Directeur Van Vollenhoven Instituut mist nuance in shariadebat
"Er wordt vaak gezegd dat de sharia voor moslims een allesomvattend rechtssysteem is. Ik vind dat een misleidende formulering", zegt directeur Jan Michiel Otto van het Van Vollenhoven Instituut, onderdeel van de rechtenfaculteit in Leiden. "De meeste moslimlanden hebben net als wij nationale rechtssystemen, waarvan het grootste deel niet op shariabronnen is te herleiden. Burgers vallen onder dat nationale recht, en de plaats van de sharia in dat recht verschilt sterk per land."
De directeur van het Van Vollenhoven Instituut (VVI) leidt projecten in ontwikkelingslanden, studies over het functioneren van rechtssystemen. "Wetten, rechtspraak, bestuur, advocaten, contracten, straffen, – een goed juridisch systeem komt tot stand na decennia, of zelfs eeuwen, van ploeteren, van vallen en opstaan", zo stelt hij. "Het gaat niet alleen over regels, maar ook over politiek, bestuur en maatschappij, en over taal: de gecombineerde studie daarvan is hier in Leiden ons handelsmerk."
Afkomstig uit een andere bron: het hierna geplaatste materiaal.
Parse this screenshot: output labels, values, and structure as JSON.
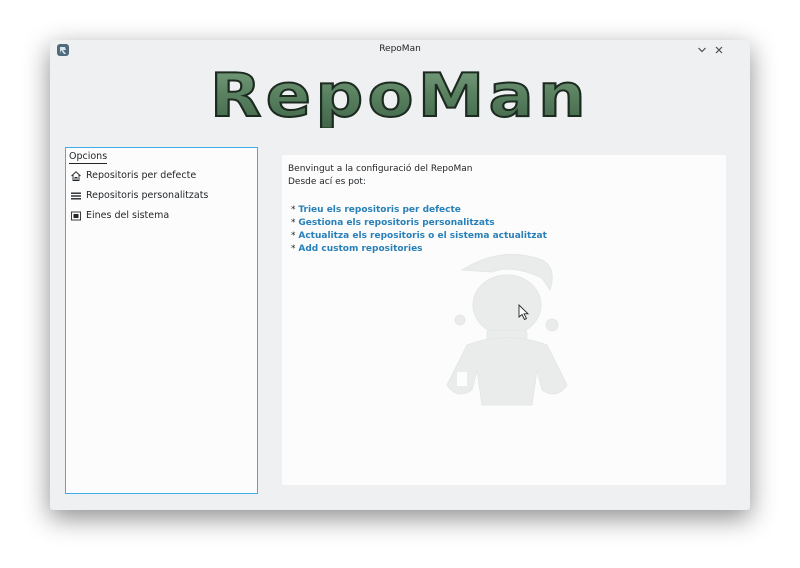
{
  "window": {
    "title": "RepoMan",
    "minimize_glyph": "⌵",
    "close_glyph": "✕",
    "app_icon": "repoman-app-icon"
  },
  "logo": {
    "text": "RepoMan",
    "fill_color": "#5b7f64",
    "stroke_color": "#1c2a20"
  },
  "sidebar": {
    "title": "Opcions",
    "items": [
      {
        "label": "Repositoris per defecte",
        "icon": "home-icon"
      },
      {
        "label": "Repositoris personalitzats",
        "icon": "list-icon"
      },
      {
        "label": "Eines del sistema",
        "icon": "system-tools-icon"
      }
    ],
    "border_color": "#3daee9"
  },
  "content": {
    "welcome": "Benvingut a la configuració del RepoMan",
    "intro": "Desde ací es pot:",
    "bullet": "*",
    "links": [
      "Trieu els repositoris per defecte",
      "Gestiona els repositoris personalitzats",
      "Actualitza els repositoris o el sistema actualitzat",
      "Add custom repositories"
    ],
    "link_color": "#2980b9"
  }
}
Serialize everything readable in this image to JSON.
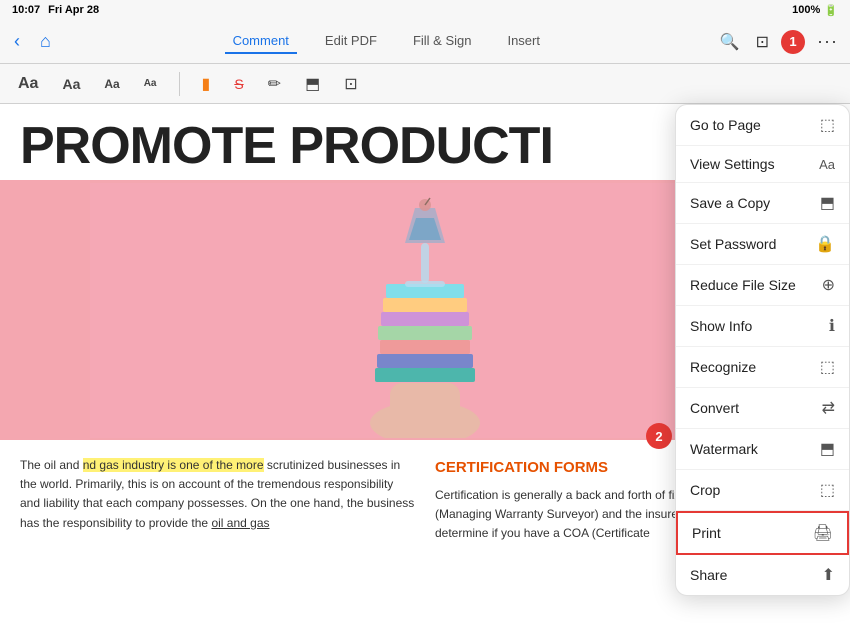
{
  "statusBar": {
    "time": "10:07",
    "day": "Fri Apr 28",
    "battery": "100%",
    "signal": "●●●●"
  },
  "toolbar": {
    "tabs": [
      {
        "id": "comment",
        "label": "Comment",
        "active": true
      },
      {
        "id": "editpdf",
        "label": "Edit PDF",
        "active": false
      },
      {
        "id": "fillsign",
        "label": "Fill & Sign",
        "active": false
      },
      {
        "id": "insert",
        "label": "Insert",
        "active": false
      }
    ],
    "backLabel": "‹",
    "homeLabel": "⌂",
    "searchLabel": "🔍",
    "shareLabel": "⊡",
    "moreLabel": "···"
  },
  "annotationBar": {
    "textItems": [
      {
        "label": "Aa",
        "style": "large"
      },
      {
        "label": "Aa",
        "style": "medium"
      },
      {
        "label": "Aa",
        "style": "small"
      },
      {
        "label": "Aa",
        "style": "xsmall"
      }
    ],
    "tools": [
      {
        "name": "highlight",
        "icon": "▮"
      },
      {
        "name": "strikethrough",
        "icon": "S̶"
      },
      {
        "name": "pencil",
        "icon": "✏"
      },
      {
        "name": "stamp",
        "icon": "⬒"
      },
      {
        "name": "more",
        "icon": "⊡"
      }
    ]
  },
  "pdf": {
    "title": "PROMOTE PRODUCTI",
    "highlightedText": "nd gas industry is one of the more",
    "leftColumnText": "The oil and gas industry is one of the more scrutinized businesses in the world. Primarily, this is on account of the tremendous responsibility and liability that each company possesses. On the one hand, the business has the responsibility to provide the oil and gas",
    "rightColumnTitle": "CERTIFICATION FORMS",
    "rightColumnText": "Certification is generally a back and forth of fixes between the MWS (Managing Warranty Surveyor) and the insurer. Since the MWS will determine if you have a COA (Certificate"
  },
  "menu": {
    "items": [
      {
        "id": "goto",
        "label": "Go to Page",
        "icon": "⬚"
      },
      {
        "id": "viewsettings",
        "label": "View Settings",
        "icon": "Aa"
      },
      {
        "id": "savecopy",
        "label": "Save a Copy",
        "icon": "⬒"
      },
      {
        "id": "setpassword",
        "label": "Set Password",
        "icon": "🔒"
      },
      {
        "id": "reducefilesize",
        "label": "Reduce File Size",
        "icon": "⊕"
      },
      {
        "id": "showinfo",
        "label": "Show Info",
        "icon": "ℹ"
      },
      {
        "id": "recognize",
        "label": "Recognize",
        "icon": "⬚"
      },
      {
        "id": "convert",
        "label": "Convert",
        "icon": "⇄"
      },
      {
        "id": "watermark",
        "label": "Watermark",
        "icon": "⬒"
      },
      {
        "id": "crop",
        "label": "Crop",
        "icon": "⬚"
      },
      {
        "id": "print",
        "label": "Print",
        "icon": "🖨",
        "highlighted": true
      },
      {
        "id": "share",
        "label": "Share",
        "icon": "⬆"
      }
    ]
  },
  "badges": {
    "badge1": "1",
    "badge2": "2"
  },
  "colors": {
    "accent": "#e53935",
    "activeTab": "#1a73e8",
    "certTitle": "#e65100",
    "highlight": "#fff176",
    "pinkBg": "#f4a7b0"
  }
}
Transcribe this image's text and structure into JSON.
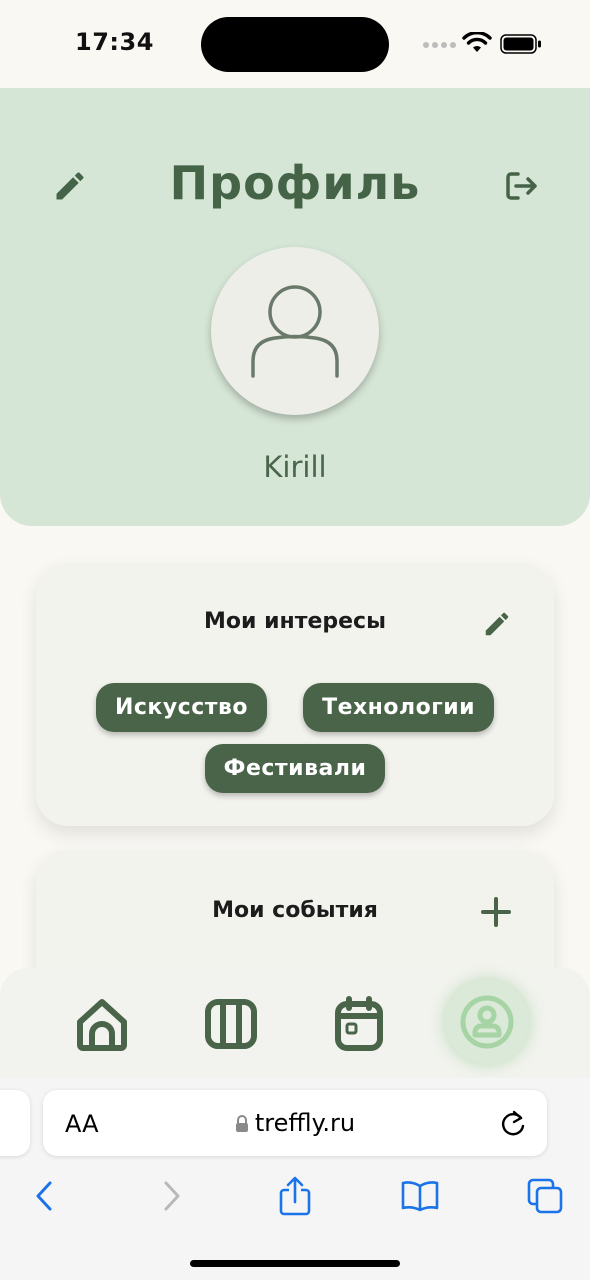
{
  "status_bar": {
    "time": "17:34"
  },
  "header": {
    "title": "Профиль",
    "username": "Kirill"
  },
  "interests": {
    "title": "Мои интересы",
    "tags": [
      "Искусство",
      "Технологии",
      "Фестивали"
    ]
  },
  "events": {
    "title": "Мои события"
  },
  "bottom_nav": {
    "items": [
      "home-icon",
      "map-icon",
      "calendar-icon",
      "profile-icon"
    ],
    "active": "profile-icon"
  },
  "browser": {
    "text_size_label": "AA",
    "url": "treffly.ru"
  },
  "colors": {
    "accent": "#496448",
    "header_bg": "#d6e6d6",
    "page_bg": "#faf8f3",
    "card_bg": "#f3f3ee",
    "browser_blue": "#1a73e8"
  }
}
Zijn eigen onderzoek heeft zich geconcentreerd op Egypte, Indonesië en de laatste jaren op Libië. "In Libië zijn grote problemen maar ook daar lopen goede juristen rond. Vergeet niet dat de Libische revolutie is ontketend vanuit de rechtbank in Benghazi – het begin van een democratisch Libië. Vergeet ook niet dat Libië veel vrouwelijke rechters heeft die goed opgeleid zijn, vaak heel capabele rechters. Met wetenschappers van de juridische faculteit van Benghazi hebben wij dan ook een goede samenwerking. We moeten nieuwsgierig blijven, ter plekke kijken, bronnen bestuderen, en vooral niet bij voorbaat denken dat we het allemaal zo goed weten."
Sharianormen
Otto’s vergelijkende studie naar de plaats van de sharia in nationale rechtssystemen van twaalf moslimlanden, Sharia Incorporated, heeft internationaal veel aandacht getrokken. Het past naadloos in het programma van het Leiden University Centre for the Study of Islam and Society (LUCIS).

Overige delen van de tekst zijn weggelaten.